La ricerca clinica si concentra su una malattia rara chiamata Angiopatia Amiloide da Cistatina C Ereditaria (HCCAA). Questa condizione può causare problemi nei vasi sanguigni del cervello, portando a episodi di sanguinamento cerebrale. Lo studio esamina un nuovo trattamento chiamato NPI-001, noto anche come acetilcisteina amide, che viene somministrato in forma di compresse. L’obiettivo principale è valutare la sicurezza, la tollerabilità e l’efficacia di questo trattamento nei pazienti affetti da HCCAA.

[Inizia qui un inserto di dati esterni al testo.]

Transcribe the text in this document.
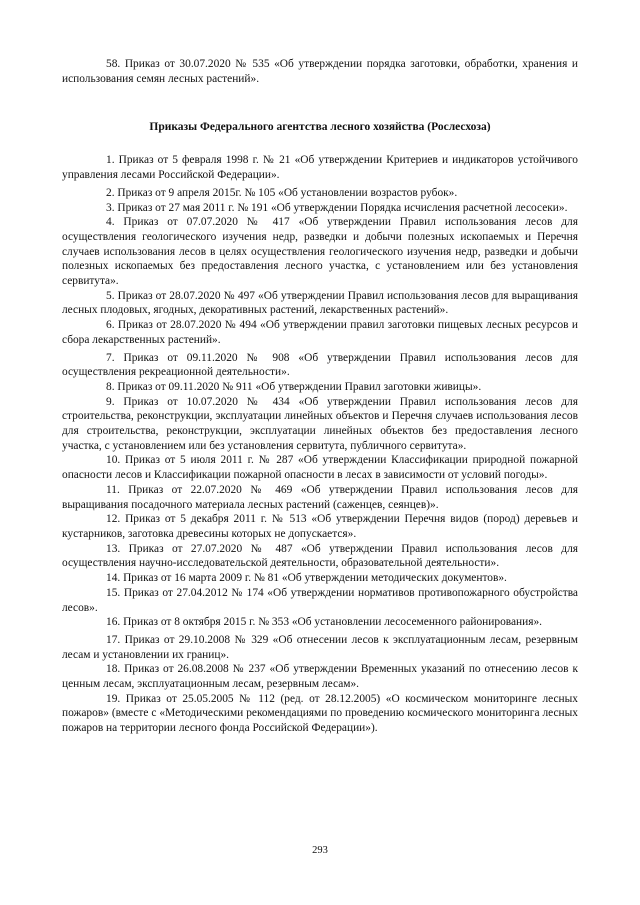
58. Приказ от 30.07.2020 № 535 «Об утверждении порядка заготовки, обработки, хранения и использования семян лесных растений».

Приказы Федерального агентства лесного хозяйства (Рослесхоза)

1. Приказ от 5 февраля 1998 г. № 21 «Об утверждении Критериев и индикаторов устойчивого управления лесами Российской Федерации».

2. Приказ от 9 апреля 2015г. № 105 «Об установлении возрастов рубок».

3. Приказ от 27 мая 2011 г. № 191 «Об утверждении Порядка исчисления расчетной лесосеки».

4. Приказ от 07.07.2020 № 417 «Об утверждении Правил использования лесов для осуществления геологического изучения недр, разведки и добычи полезных ископаемых и Перечня случаев использования лесов в целях осуществления геологического изучения недр, разведки и добычи полезных ископаемых без предоставления лесного участка, с установлением или без установления сервитута».

5. Приказ от 28.07.2020 № 497 «Об утверждении Правил использования лесов для выращивания лесных плодовых, ягодных, декоративных растений, лекарственных растений».

6. Приказ от 28.07.2020 № 494 «Об утверждении правил заготовки пищевых лесных ресурсов и сбора лекарственных растений».

7. Приказ от 09.11.2020 № 908 «Об утверждении Правил использования лесов для осуществления рекреационной деятельности».

8. Приказ от 09.11.2020 № 911 «Об утверждении Правил заготовки живицы».

9. Приказ от 10.07.2020 № 434 «Об утверждении Правил использования лесов для строительства, реконструкции, эксплуатации линейных объектов и Перечня случаев использования лесов для строительства, реконструкции, эксплуатации линейных объектов без предоставления лесного участка, с установлением или без установления сервитута, публичного сервитута».

10. Приказ от 5 июля 2011 г. № 287 «Об утверждении Классификации природной пожарной опасности лесов и Классификации пожарной опасности в лесах в зависимости от условий погоды».

11. Приказ от 22.07.2020 № 469 «Об утверждении Правил использования лесов для выращивания посадочного материала лесных растений (саженцев, сеянцев)».

12. Приказ от 5 декабря 2011 г. № 513 «Об утверждении Перечня видов (пород) деревьев и кустарников, заготовка древесины которых не допускается».

13. Приказ от 27.07.2020 № 487 «Об утверждении Правил использования лесов для осуществления научно-исследовательской деятельности, образовательной деятельности».

14. Приказ от 16 марта 2009 г. № 81 «Об утверждении методических документов».

15. Приказ от 27.04.2012 № 174 «Об утверждении нормативов противопожарного обустройства лесов».

16. Приказ от 8 октября 2015 г. № 353 «Об установлении лесосеменного районирования».

17. Приказ от 29.10.2008 № 329 «Об отнесении лесов к эксплуатационным лесам, резервным лесам и установлении их границ».

18. Приказ от 26.08.2008 № 237 «Об утверждении Временных указаний по отнесению лесов к ценным лесам, эксплуатационным лесам, резервным лесам».

19. Приказ от 25.05.2005 № 112 (ред. от 28.12.2005) «О космическом мониторинге лесных пожаров» (вместе с «Методическими рекомендациями по проведению космического мониторинга лесных пожаров на территории лесного фонда Российской Федерации»).

293
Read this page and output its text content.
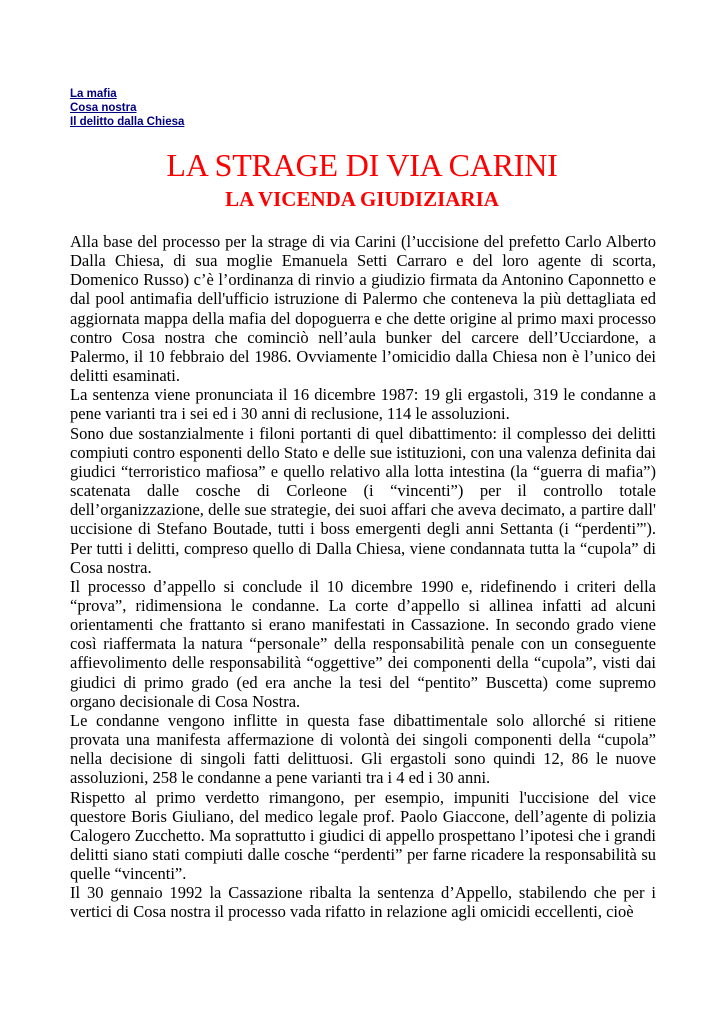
La mafia
Cosa nostra
Il delitto dalla Chiesa
LA STRAGE DI VIA CARINI
LA VICENDA GIUDIZIARIA

Alla base del processo per la strage di via Carini (l’uccisione del prefetto Carlo Alberto Dalla Chiesa, di sua moglie Emanuela Setti Carraro e del loro agente di scorta, Domenico Russo) c’è l’ordinanza di rinvio a giudizio firmata da Antonino Caponnetto e dal pool antimafia dell'ufficio istruzione di Palermo che conteneva la più dettagliata ed aggiornata mappa della mafia del dopoguerra e che dette origine al primo maxi processo contro Cosa nostra che cominciò nell’aula bunker del carcere dell’Ucciardone, a Palermo, il 10 febbraio del 1986. Ovviamente l’omicidio dalla Chiesa non è l’unico dei delitti esaminati.

La sentenza viene pronunciata il 16 dicembre 1987: 19 gli ergastoli, 319 le condanne a pene varianti tra i sei ed i 30 anni di reclusione, 114 le assoluzioni.

Sono due sostanzialmente i filoni portanti di quel dibattimento: il complesso dei delitti compiuti contro esponenti dello Stato e delle sue istituzioni, con una valenza definita dai giudici “terroristico mafiosa” e quello relativo alla lotta intestina (la “guerra di mafia”) scatenata dalle cosche di Corleone (i “vincenti”) per il controllo totale dell’organizzazione, delle sue strategie, dei suoi affari che aveva decimato, a partire dall' uccisione di Stefano Boutade, tutti i boss emergenti degli anni Settanta (i “perdenti”'). Per tutti i delitti, compreso quello di Dalla Chiesa, viene condannata tutta la “cupola” di Cosa nostra.

Il processo d’appello si conclude il 10 dicembre 1990 e, ridefinendo i criteri della “prova”, ridimensiona le condanne. La corte d’appello si allinea infatti ad alcuni orientamenti che frattanto si erano manifestati in Cassazione. In secondo grado viene così riaffermata la natura “personale” della responsabilità penale con un conseguente affievolimento delle responsabilità “oggettive” dei componenti della “cupola”, visti dai giudici di primo grado (ed era anche la tesi del “pentito” Buscetta) come supremo organo decisionale di Cosa Nostra.

Le condanne vengono inflitte in questa fase dibattimentale solo allorché si ritiene provata una manifesta affermazione di volontà dei singoli componenti della “cupola” nella decisione di singoli fatti delittuosi. Gli ergastoli sono quindi 12, 86 le nuove assoluzioni, 258 le condanne a pene varianti tra i 4 ed i 30 anni.

Rispetto al primo verdetto rimangono, per esempio, impuniti l'uccisione del vice questore Boris Giuliano, del medico legale prof. Paolo Giaccone, dell’agente di polizia Calogero Zucchetto. Ma soprattutto i giudici di appello prospettano l’ipotesi che i grandi delitti siano stati compiuti dalle cosche “perdenti” per farne ricadere la responsabilità su quelle “vincenti”.

Il 30 gennaio 1992 la Cassazione ribalta la sentenza d’Appello, stabilendo che per i vertici di Cosa nostra il processo vada rifatto in relazione agli omicidi eccellenti, cioè
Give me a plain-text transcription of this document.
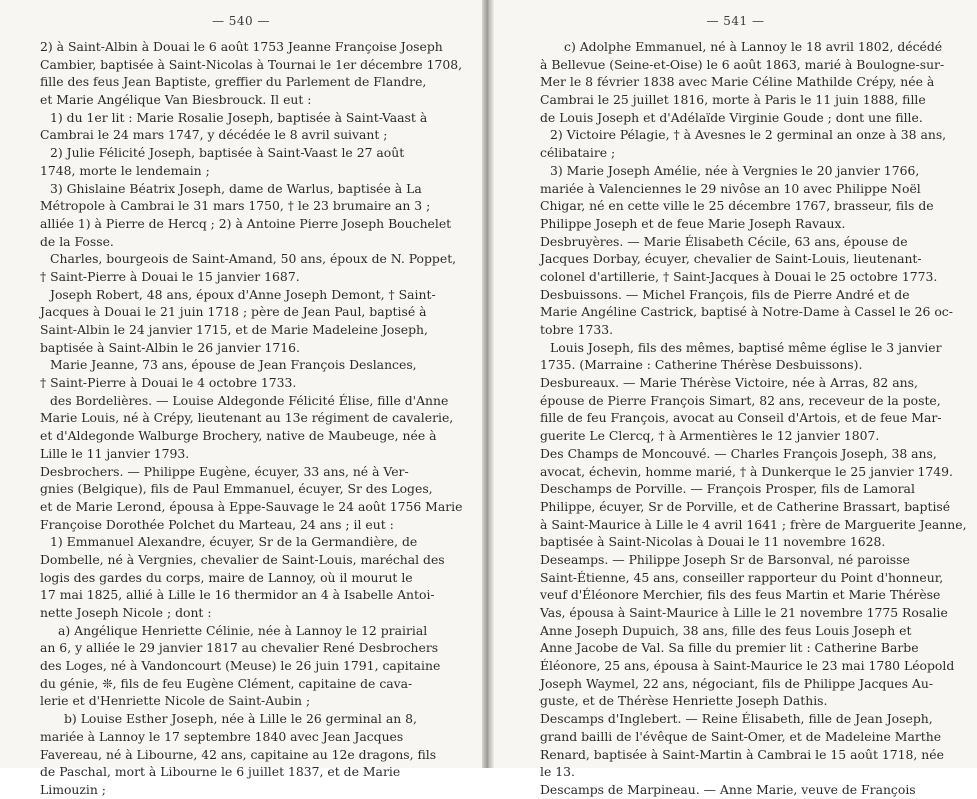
— 540 —
2) à Saint-Albin à Douai le 6 août 1753 Jeanne Françoise Joseph
Cambier, baptisée à Saint-Nicolas à Tournai le 1er décembre 1708,
fille des feus Jean Baptiste, greffier du Parlement de Flandre,
et Marie Angélique Van Biesbrouck. Il eut :
1) du 1er lit : Marie Rosalie Joseph, baptisée à Saint-Vaast à
Cambrai le 24 mars 1747, y décédée le 8 avril suivant ;
2) Julie Félicité Joseph, baptisée à Saint-Vaast le 27 août
1748, morte le lendemain ;
3) Ghislaine Béatrix Joseph, dame de Warlus, baptisée à La
Métropole à Cambrai le 31 mars 1750, † le 23 brumaire an 3 ;
alliée 1) à Pierre de Hercq ; 2) à Antoine Pierre Joseph Bouchelet
de la Fosse.
Charles, bourgeois de Saint-Amand, 50 ans, époux de N. Poppet,
† Saint-Pierre à Douai le 15 janvier 1687.
Joseph Robert, 48 ans, époux d'Anne Joseph Demont, † Saint-
Jacques à Douai le 21 juin 1718 ; père de Jean Paul, baptisé à
Saint-Albin le 24 janvier 1715, et de Marie Madeleine Joseph,
baptisée à Saint-Albin le 26 janvier 1716.
Marie Jeanne, 73 ans, épouse de Jean François Deslances,
† Saint-Pierre à Douai le 4 octobre 1733.
des Bordelières. — Louise Aldegonde Félicité Élise, fille d'Anne
Marie Louis, né à Crépy, lieutenant au 13e régiment de cavalerie,
et d'Aldegonde Walburge Brochery, native de Maubeuge, née à
Lille le 11 janvier 1793.
Desbrochers. — Philippe Eugène, écuyer, 33 ans, né à Ver-
gnies (Belgique), fils de Paul Emmanuel, écuyer, Sr des Loges,
et de Marie Lerond, épousa à Eppe-Sauvage le 24 août 1756 Marie
Françoise Dorothée Polchet du Marteau, 24 ans ; il eut :
1) Emmanuel Alexandre, écuyer, Sr de la Germandière, de
Dombelle, né à Vergnies, chevalier de Saint-Louis, maréchal des
logis des gardes du corps, maire de Lannoy, où il mourut le
17 mai 1825, allié à Lille le 16 thermidor an 4 à Isabelle Antoi-
nette Joseph Nicole ; dont :
a) Angélique Henriette Célinie, née à Lannoy le 12 prairial
an 6, y alliée le 29 janvier 1817 au chevalier René Desbrochers
des Loges, né à Vandoncourt (Meuse) le 26 juin 1791, capitaine
du génie, ❊, fils de feu Eugène Clément, capitaine de cava-
lerie et d'Henriette Nicole de Saint-Aubin ;
b) Louise Esther Joseph, née à Lille le 26 germinal an 8,
mariée à Lannoy le 17 septembre 1840 avec Jean Jacques
Favereau, né à Libourne, 42 ans, capitaine au 12e dragons, fils
de Paschal, mort à Libourne le 6 juillet 1837, et de Marie
Limouzin ;
— 541 —
c) Adolphe Emmanuel, né à Lannoy le 18 avril 1802, décédé
à Bellevue (Seine-et-Oise) le 6 août 1863, marié à Boulogne-sur-
Mer le 8 février 1838 avec Marie Céline Mathilde Crépy, née à
Cambrai le 25 juillet 1816, morte à Paris le 11 juin 1888, fille
de Louis Joseph et d'Adélaïde Virginie Goude ; dont une fille.
2) Victoire Pélagie, † à Avesnes le 2 germinal an onze à 38 ans,
célibataire ;
3) Marie Joseph Amélie, née à Vergnies le 20 janvier 1766,
mariée à Valenciennes le 29 nivôse an 10 avec Philippe Noël
Chigar, né en cette ville le 25 décembre 1767, brasseur, fils de
Philippe Joseph et de feue Marie Joseph Ravaux.
Desbruyères. — Marie Élisabeth Cécile, 63 ans, épouse de
Jacques Dorbay, écuyer, chevalier de Saint-Louis, lieutenant-
colonel d'artillerie, † Saint-Jacques à Douai le 25 octobre 1773.
Desbuissons. — Michel François, fils de Pierre André et de
Marie Angéline Castrick, baptisé à Notre-Dame à Cassel le 26 oc-
tobre 1733.
Louis Joseph, fils des mêmes, baptisé même église le 3 janvier
1735. (Marraine : Catherine Thérèse Desbuissons).
Desbureaux. — Marie Thérèse Victoire, née à Arras, 82 ans,
épouse de Pierre François Simart, 82 ans, receveur de la poste,
fille de feu François, avocat au Conseil d'Artois, et de feue Mar-
guerite Le Clercq, † à Armentières le 12 janvier 1807.
Des Champs de Moncouvé. — Charles François Joseph, 38 ans,
avocat, échevin, homme marié, † à Dunkerque le 25 janvier 1749.
Deschamps de Porville. — François Prosper, fils de Lamoral
Philippe, écuyer, Sr de Porville, et de Catherine Brassart, baptisé
à Saint-Maurice à Lille le 4 avril 1641 ; frère de Marguerite Jeanne,
baptisée à Saint-Nicolas à Douai le 11 novembre 1628.
Deseamps. — Philippe Joseph Sr de Barsonval, né paroisse
Saint-Étienne, 45 ans, conseiller rapporteur du Point d'honneur,
veuf d'Éléonore Merchier, fils des feus Martin et Marie Thérèse
Vas, épousa à Saint-Maurice à Lille le 21 novembre 1775 Rosalie
Anne Joseph Dupuich, 38 ans, fille des feus Louis Joseph et
Anne Jacobe de Val. Sa fille du premier lit : Catherine Barbe
Éléonore, 25 ans, épousa à Saint-Maurice le 23 mai 1780 Léopold
Joseph Waymel, 22 ans, négociant, fils de Philippe Jacques Au-
guste, et de Thérèse Henriette Joseph Dathis.
Descamps d'Inglebert. — Reine Élisabeth, fille de Jean Joseph,
grand bailli de l'évêque de Saint-Omer, et de Madeleine Marthe
Renard, baptisée à Saint-Martin à Cambrai le 15 août 1718, née
le 13.
Descamps de Marpineau. — Anne Marie, veuve de François
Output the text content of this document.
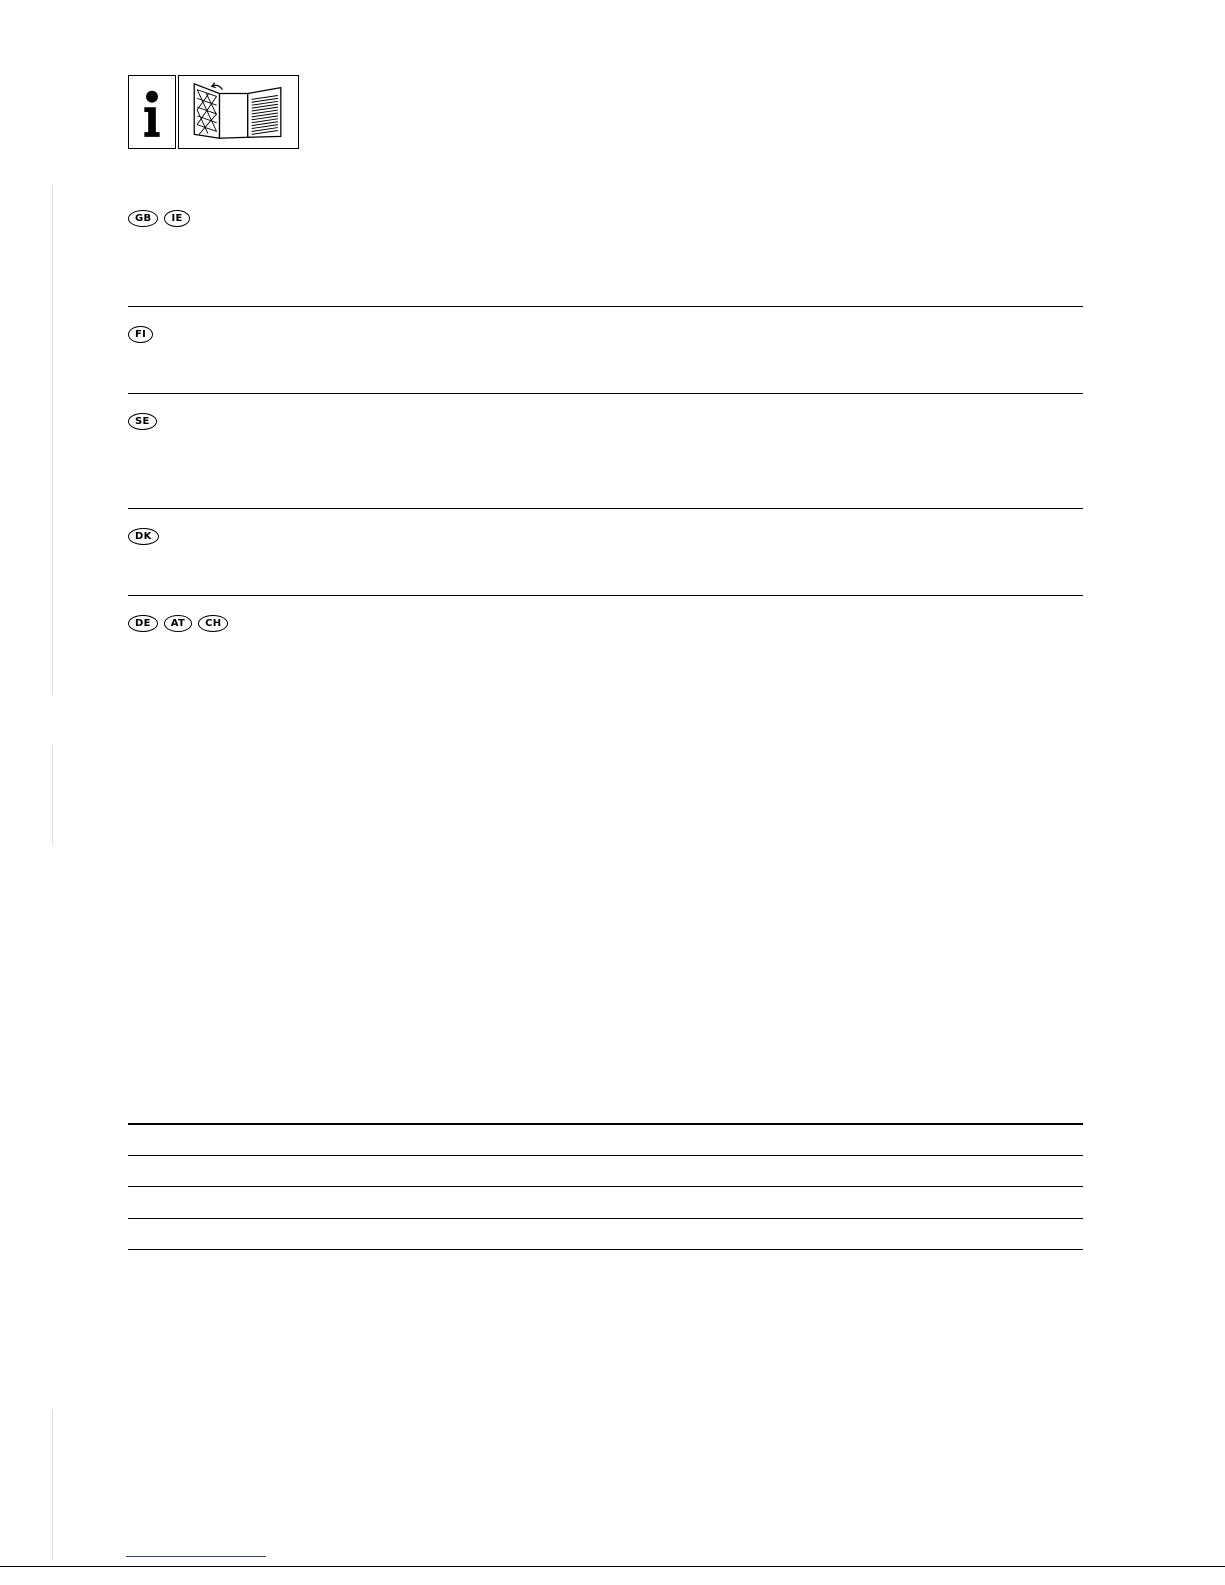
GB	IE
FI
SE
DK
DE	AT	CH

Durante lo studio, i partecipanti riceveranno il trattamento per un periodo massimo di 12 mesi. Saranno monitorati per eventuali effetti collaterali e per verificare se il trattamento riduce la frequenza degli episodi di sanguinamento cerebrale. Verranno effettuati esami del sangue e della pelle, oltre a valutazioni tramite MRI del cervello, per raccogliere dati sulla risposta al trattamento. Lo studio include anche l’uso di un placebo per confrontare i risultati.
Il trattamento con NPI-001 mira a migliorare la qualità della vita dei pazienti riducendo i sintomi e prevenendo ulteriori danni cerebrali. I risultati dello studio aiuteranno a determinare se questo nuovo approccio terapeutico può essere un’opzione efficace per le persone affette da HCCAA. La ricerca è in corso e si prevede che terminerà entro marzo 2025.